I noticed that Kafka creates a topic asynchronously and the completion of this operation can occur at a time when consumer in the consumer group has already received an empty assignment, but the partitionWatcher has not started yet.

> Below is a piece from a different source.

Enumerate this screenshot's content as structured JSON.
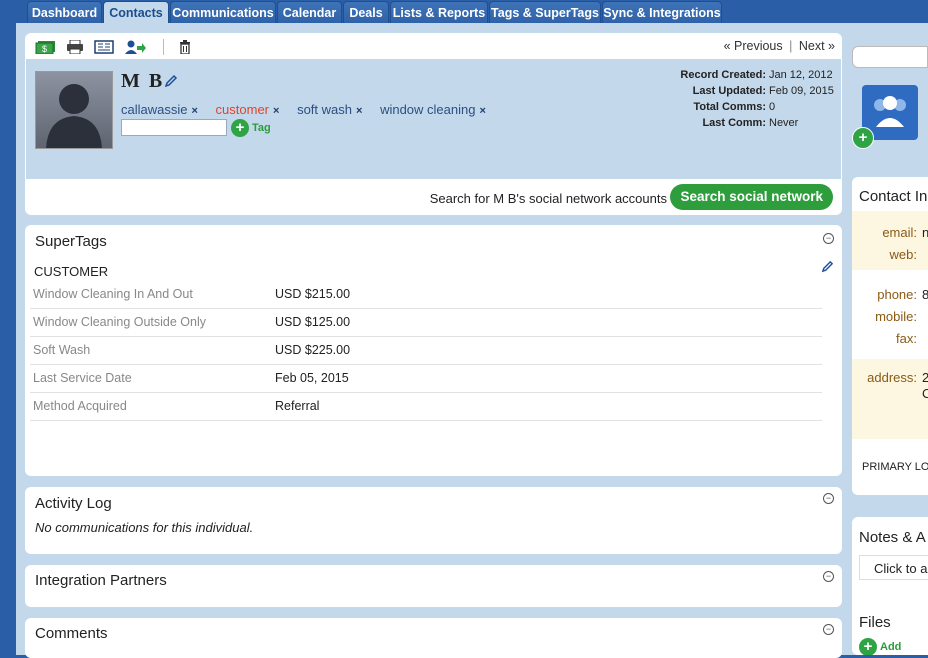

Then partitionWatcher at the start counts the partitions of the created topic from Kafka, sees any partitions there (depends on what parameters the topic was created with) and enters a loop in which it polls Kafka and checks the current number of partitions in the topic with the initial one.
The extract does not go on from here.